Course Structure
Our course is led by seasoned professionals with rich academic and applied research backgrounds, including members with hands-on LLM app development experience.
The curriculum goes beyond conventional AI studies to prioritize the development of real-time Retrieval Augmented Generation (RAG) applications—a foundational technique for leveraging Generative AI in practical settings. This focus addresses two prevalent industry challenges: applying Generative AI in production environments and crafting real-time solutions for industry use cases.
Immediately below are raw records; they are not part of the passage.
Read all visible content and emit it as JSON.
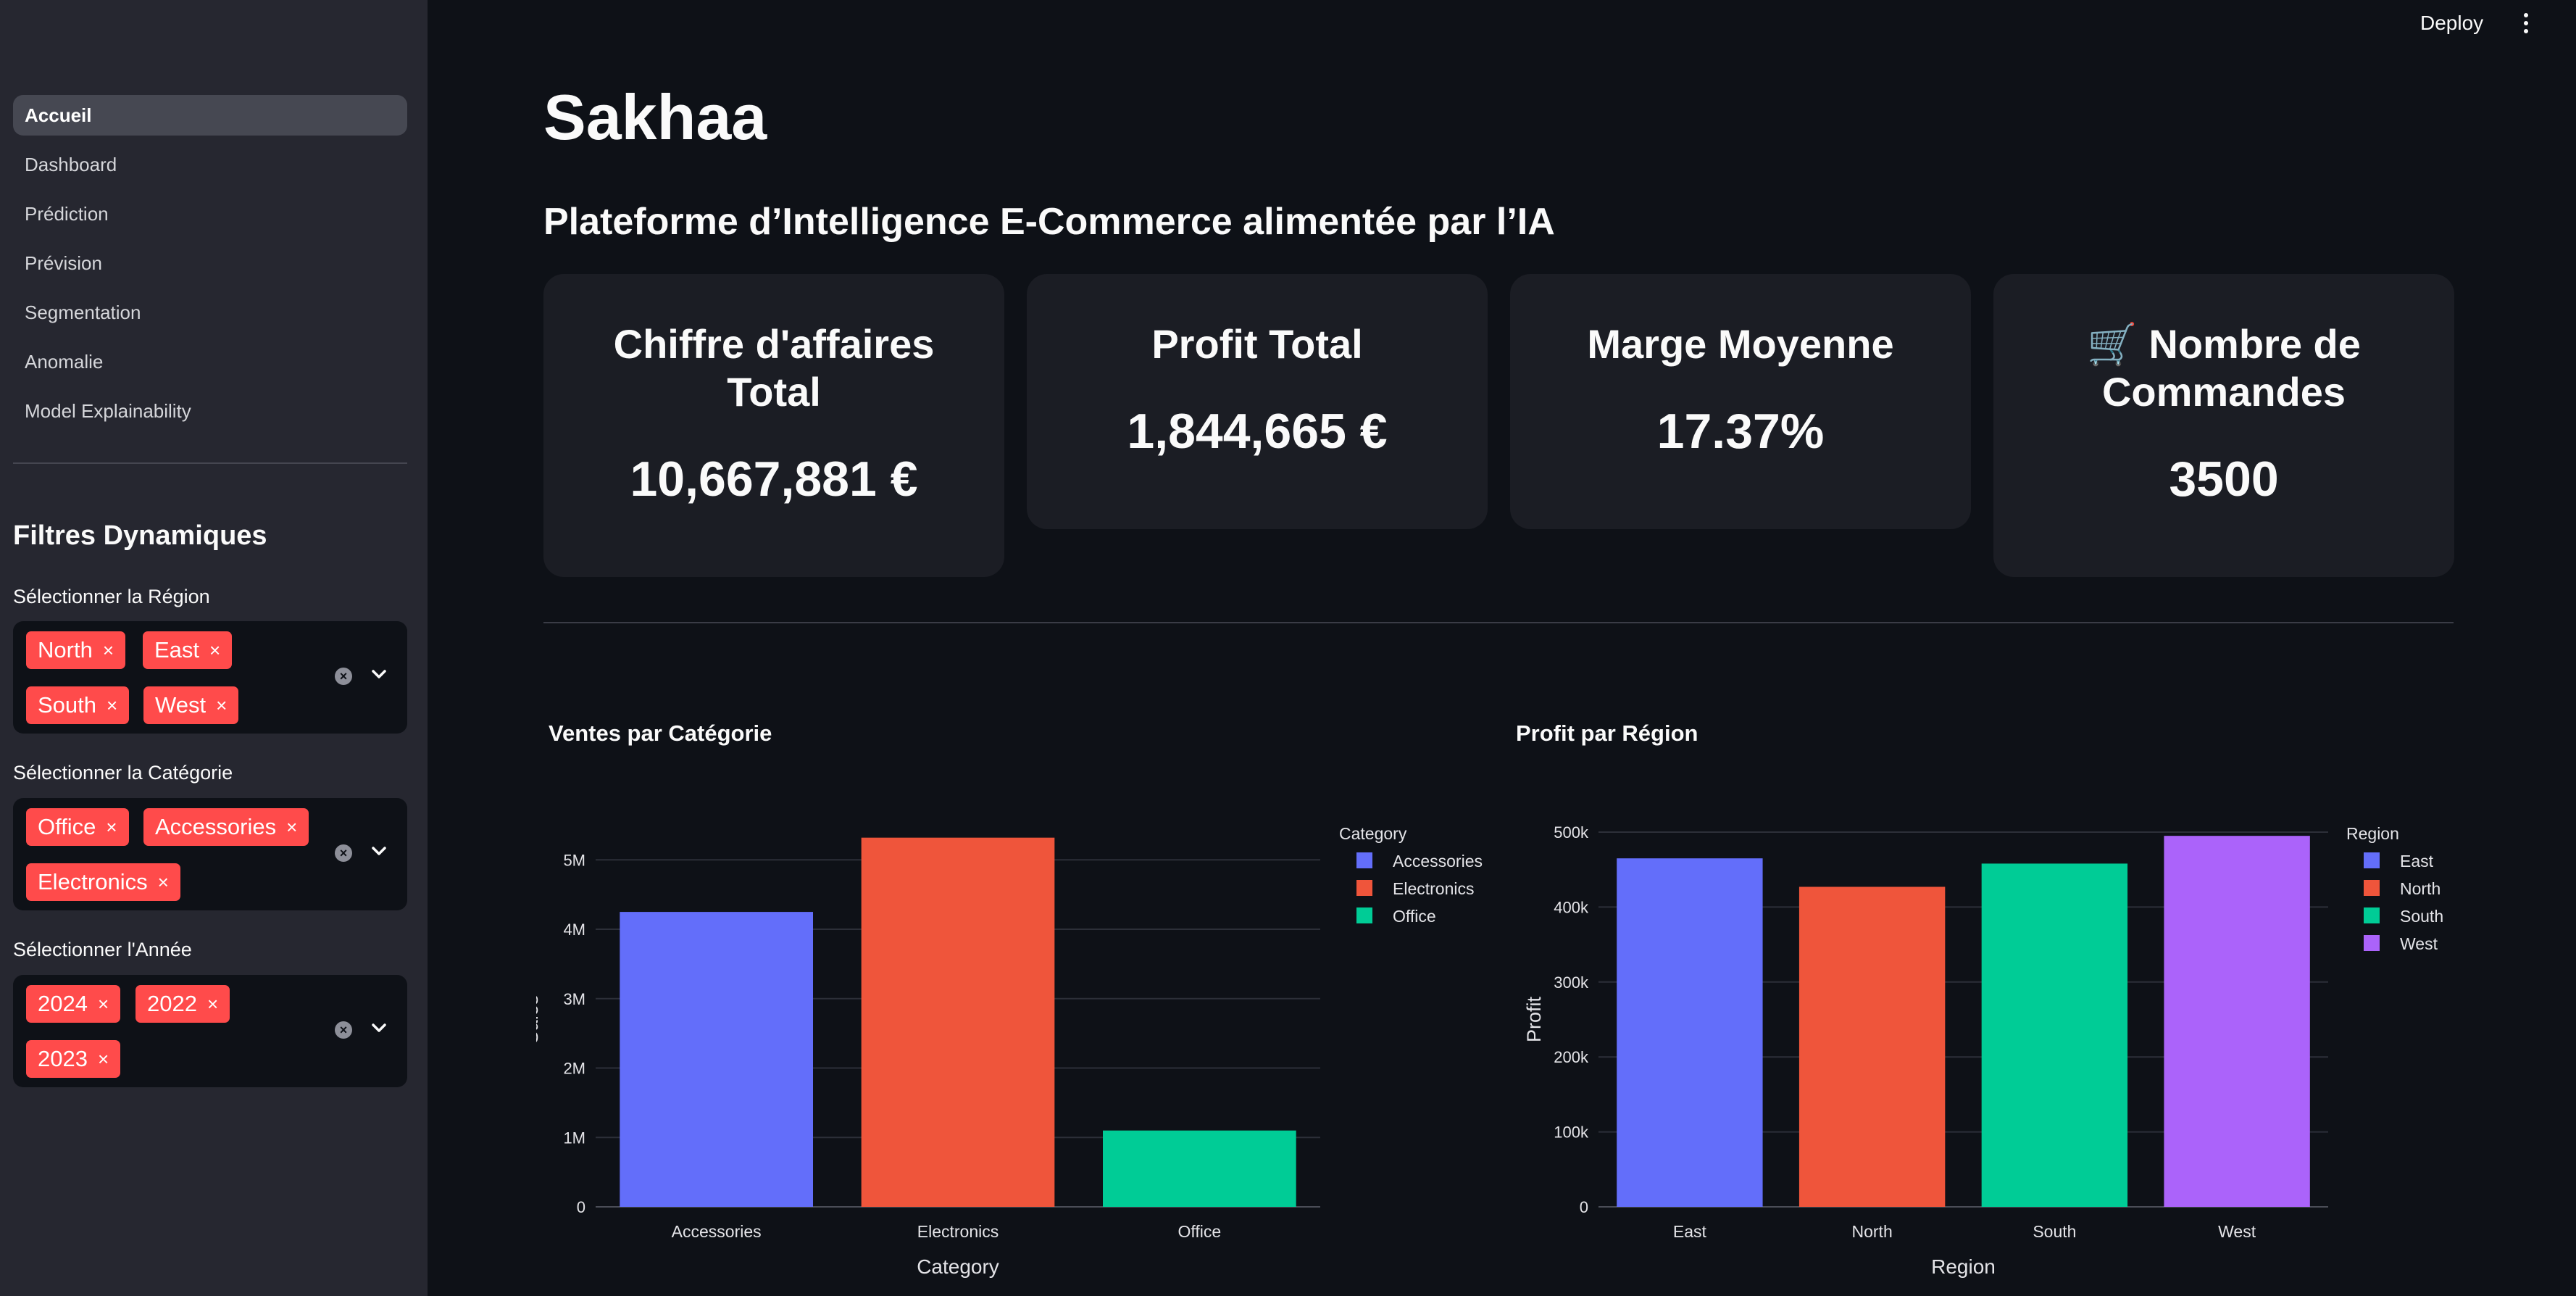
{
  "topbar": {
    "deploy_label": "Deploy",
    "menu_icon": "kebab-menu-icon"
  },
  "sidebar": {
    "nav": [
      {
        "label": "Accueil",
        "active": true
      },
      {
        "label": "Dashboard"
      },
      {
        "label": "Prédiction"
      },
      {
        "label": "Prévision"
      },
      {
        "label": "Segmentation"
      },
      {
        "label": "Anomalie"
      },
      {
        "label": "Model Explainability"
      }
    ],
    "filters_title": "Filtres Dynamiques",
    "region": {
      "label": "Sélectionner la Région",
      "tags": [
        "North",
        "East",
        "South",
        "West"
      ]
    },
    "category": {
      "label": "Sélectionner la Catégorie",
      "tags": [
        "Office",
        "Accessories",
        "Electronics"
      ]
    },
    "year": {
      "label": "Sélectionner l'Année",
      "tags": [
        "2024",
        "2022",
        "2023"
      ]
    },
    "tag_remove_glyph": "×",
    "clear_glyph": "×"
  },
  "main": {
    "title": "Sakhaa",
    "subtitle": "Plateforme d’Intelligence E-Commerce alimentée par l’IA",
    "metrics": [
      {
        "label": "Chiffre d'affaires Total",
        "value": "10,667,881 €"
      },
      {
        "label": "Profit Total",
        "value": "1,844,665 €"
      },
      {
        "label": "Marge Moyenne",
        "value": "17.37%"
      },
      {
        "label": "🛒 Nombre de Commandes",
        "value": "3500"
      }
    ]
  },
  "chart_data": [
    {
      "type": "bar",
      "title": "Ventes par Catégorie",
      "categories": [
        "Accessories",
        "Electronics",
        "Office"
      ],
      "values": [
        4250000,
        5320000,
        1100000
      ],
      "colors": [
        "#636efa",
        "#ef553b",
        "#00cc96"
      ],
      "xlabel": "Category",
      "ylabel": "Sales",
      "ylim": [
        0,
        5400000
      ],
      "yticks": [
        0,
        1000000,
        2000000,
        3000000,
        4000000,
        5000000
      ],
      "yticklabels": [
        "0",
        "1M",
        "2M",
        "3M",
        "4M",
        "5M"
      ],
      "legend_title": "Category",
      "legend": [
        "Accessories",
        "Electronics",
        "Office"
      ],
      "legend_position": "top-right",
      "grid": true
    },
    {
      "type": "bar",
      "title": "Profit par Région",
      "categories": [
        "East",
        "North",
        "South",
        "West"
      ],
      "values": [
        465000,
        427000,
        458000,
        495000
      ],
      "colors": [
        "#636efa",
        "#ef553b",
        "#00cc96",
        "#ab63fa"
      ],
      "xlabel": "Region",
      "ylabel": "Profit",
      "ylim": [
        0,
        500000
      ],
      "yticks": [
        0,
        100000,
        200000,
        300000,
        400000,
        500000
      ],
      "yticklabels": [
        "0",
        "100k",
        "200k",
        "300k",
        "400k",
        "500k"
      ],
      "legend_title": "Region",
      "legend": [
        "East",
        "North",
        "South",
        "West"
      ],
      "legend_position": "top-right",
      "grid": true
    }
  ]
}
By the end of this program, you will have not only acquired the knowledge to create impactful, open-source LLM applications using RAG and live data streams but also completed a significant personal project. This opportunity allows students to dive deep into and excel in a technically demanding yet immensely rewarding emerging technological field.
💻 Course Format
In brief – it's primarily recorded. Designed with a blend of learning styles in mind, the course predominantly features pre-recorded lectures, enabling you to progress at their convenience. Moreover, interactive live sessions will be scheduled, and registered attendees will be informed beforehand. Thus, please ensure you've registered with an email address you access regularly and use for receiving calendar invites.
🗓️ Course Timelines
While the course is designed for flexibility, some modules may have recommended timelines to help you stay on track, especially before diving into the more complex RAG-specific and hands-on development modules. Registration remains open for the first 2 weeks as part of cohort-based version of the Bootcamp.
🎮 Course Completion Criteria
To complete the bootcamp, you must finish all quizzes by the established deadlines and submit your final project as part of cohort-based version of the Bootcamp. You have the option to work on the project either solo or in a team of two. If you decide to team up closer to the project submission, choose a partner with skills that complement yours, though you are equally encouraged to take on this challenge by yourself. In cases with a team of two, the prizes mentioned below will be awarded to both members.
Your project should involve creating and sharing an innovative GitHub project that utilizes the open-source RAG frameworks discussed in the coursework to tackle real-world challenges. More resources for bootcamp completion and eligibility for the top 6 teams will be discussed as the hands-on module approaches.
For self-paced learners, we are currently exploring ways to distribute certificates upon course completion. Stay tuned for updates on how you can showcase your accomplishments.
A Piece of Advice For those new to creating real-world AI applications, be ready to face challenges in selecting problems, integrating data, and applying foundational LLM knowledge. Engaging early is crucial to navigate these challenges successfully.